吉本 それこそまさに園やクラスの家庭的な雰囲気なのでしょうね。実際に、今日ご紹介したような遊びや異年齢クラスが成り立つには、自分がこのクラスの中、部屋の中で自由だと思えていることがとても大事です。この部屋の中では何をしてもいい、何を使ってもいい、そういった自由がある、それをお互いに認めることができる、それを感じ取ってクラスの中でのいい関係ができていないと成り立たないのです。さらには、自分ができないことを保育者やお友達に「手伝って」と言える雰囲気が部屋にある。そういった関係性が大事です。

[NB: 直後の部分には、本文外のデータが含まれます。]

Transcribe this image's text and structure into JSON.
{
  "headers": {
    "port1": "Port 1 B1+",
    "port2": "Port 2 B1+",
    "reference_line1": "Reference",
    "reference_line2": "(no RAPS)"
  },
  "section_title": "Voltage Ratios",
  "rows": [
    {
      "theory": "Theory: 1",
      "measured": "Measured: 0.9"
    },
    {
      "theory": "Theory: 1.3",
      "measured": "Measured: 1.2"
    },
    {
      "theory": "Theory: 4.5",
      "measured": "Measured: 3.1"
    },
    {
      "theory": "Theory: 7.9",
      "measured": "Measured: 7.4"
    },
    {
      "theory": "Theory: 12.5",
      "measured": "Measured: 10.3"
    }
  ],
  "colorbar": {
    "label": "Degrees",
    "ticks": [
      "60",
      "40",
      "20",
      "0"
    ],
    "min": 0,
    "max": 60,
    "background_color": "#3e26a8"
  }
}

ですから、このような遊びがどうしてできるのかと聞かれても、1日2日でこうしたらこうなりますとは言えない部分があります。日々の保育の積み重ねで関係性もつくられ、それが遊びを支える土台になるからです。
遊びは生きることの喜び
人として生きることの表現
細田 保育の世界では「遊びは学び」と言われます。もちろん、その通りですが、この言葉の中にある「学び」をどのように理解するかによって、この言葉の意味は変わります。「学び」がたんなる「〜のための学び」のような「手段」として捉えられている場合、「遊び」もまた「学び」のための「手段」へと矮小化されてしまいます。

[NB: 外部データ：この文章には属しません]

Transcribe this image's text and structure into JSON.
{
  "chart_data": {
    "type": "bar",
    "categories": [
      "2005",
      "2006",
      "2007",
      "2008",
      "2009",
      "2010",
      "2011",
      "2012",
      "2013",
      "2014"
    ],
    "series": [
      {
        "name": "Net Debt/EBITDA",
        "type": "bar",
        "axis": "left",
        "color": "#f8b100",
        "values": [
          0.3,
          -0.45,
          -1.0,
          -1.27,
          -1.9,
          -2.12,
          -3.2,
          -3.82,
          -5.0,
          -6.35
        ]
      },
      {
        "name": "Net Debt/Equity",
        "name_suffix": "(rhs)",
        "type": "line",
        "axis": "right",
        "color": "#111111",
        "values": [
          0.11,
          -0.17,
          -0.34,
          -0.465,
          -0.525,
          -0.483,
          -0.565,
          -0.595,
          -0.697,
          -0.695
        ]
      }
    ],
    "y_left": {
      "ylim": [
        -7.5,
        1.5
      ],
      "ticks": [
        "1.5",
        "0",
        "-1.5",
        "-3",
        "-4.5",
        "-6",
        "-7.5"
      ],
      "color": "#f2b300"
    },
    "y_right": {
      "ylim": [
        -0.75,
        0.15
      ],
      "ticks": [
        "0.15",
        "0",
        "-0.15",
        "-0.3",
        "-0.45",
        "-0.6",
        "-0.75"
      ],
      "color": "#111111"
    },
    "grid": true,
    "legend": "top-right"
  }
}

「遊び」は確かに「学び」ですが、それは「学ぶこと」が人間にとっての「生きること」そのものであるという意味においてそうなのです。人間は「学ぶこと」によって、他者と様々な「道具」や「イメージ」を共有し、「世界」を共有しながら発達します。そのように他者とつながりながら、「他者の役に立てる」存在として自分の価値を認識していきます。そして、その「役に立てる」範囲をさらに広げることで自分の存在価値を大きくしていきます。それはまさに人間として生きること、そのものです。
吉本 今日語ってきたごっこ遊びの発展のプロセスそのものですね。そうすると、「遊び」とは何か、「遊びの援助」とはどういうことになるとお考えですか?

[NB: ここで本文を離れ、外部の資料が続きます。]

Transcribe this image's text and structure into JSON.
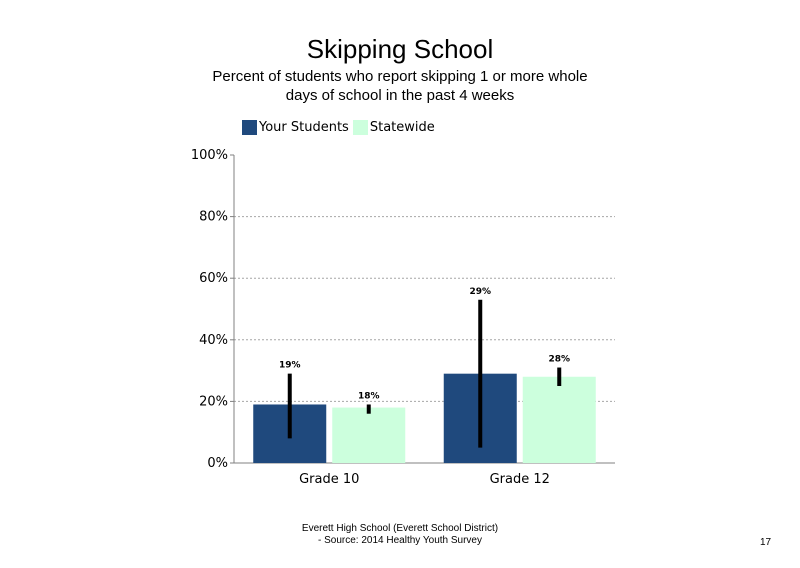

細田 「遊び」は、何かの「手段」ではなく、人間が「生きること」の「目的」なのではないでしょうか。まさに「遊びをせんとや生まれけむ」です。人間として生きるとは「遊ぶ」ことなのです。そして、その「遊びを援助する」とは、過去から受け継いできた人間の文化と、現在目の前にある多様なものに出会いながら、子どもとともに生きること。そして、子どもたち一人ひとりの力が十分に生かされる素晴らしい世界、今よりもっと素敵な世界が実現されるよう心をくだくことなのだと思います。
吉本 「遊びを援助する」とは、たんなる「世界の再現」にとどまらない、と。
細田 それを超えて「もっと素晴らしい世界の実現」にまで進んでいくということですね。「遊ぶこと」そのものが「人間」として生きることの深い喜びにつながっています。その観点からみれば、「遊び」とは、人間としてこの世界に生きることの最高の表現であると言えます。 保育者は子どもとともにこの世界を遊びながら、来るべき未来の世界のイメージを日々創造しているのです。
細田 直哉(ほそだ・なおや)
東京大学大学院教育学研究科修士課程修了。小中学校教員、農業、野外保育のNPO活動などを経て、現在、聖隷クリストファー大学社会福祉学部こども教育福祉学科准教授。発達を支える保育環境が研究テーマ。専門は教育学・心理学。主要著書・訳書に『あそんでまなぶ わたしとせかい』(みらい)、『身体とアフォーダンス』(金子書房)、『アフォーダンスの心理学』(新曜社)など。
吉本 和子(よしもと・かずこ)
1976年に尼崎市におもと保育園設立(園長)、1980年に同市に久々知おもと保育園設立(園長)、1999年に宝塚市にやまぼうし保育園を設立(以降、園長)。著書に『乳児保育〜一人ひとりを大切に育てるために』『幼児保育〜子どもが主体的に遊ぶために』などがある。乳幼児の発達をふまえた保育の実践に取り組みながら、全国各地の保育園や幼稚園での研修活動にも忙しい毎日を送る。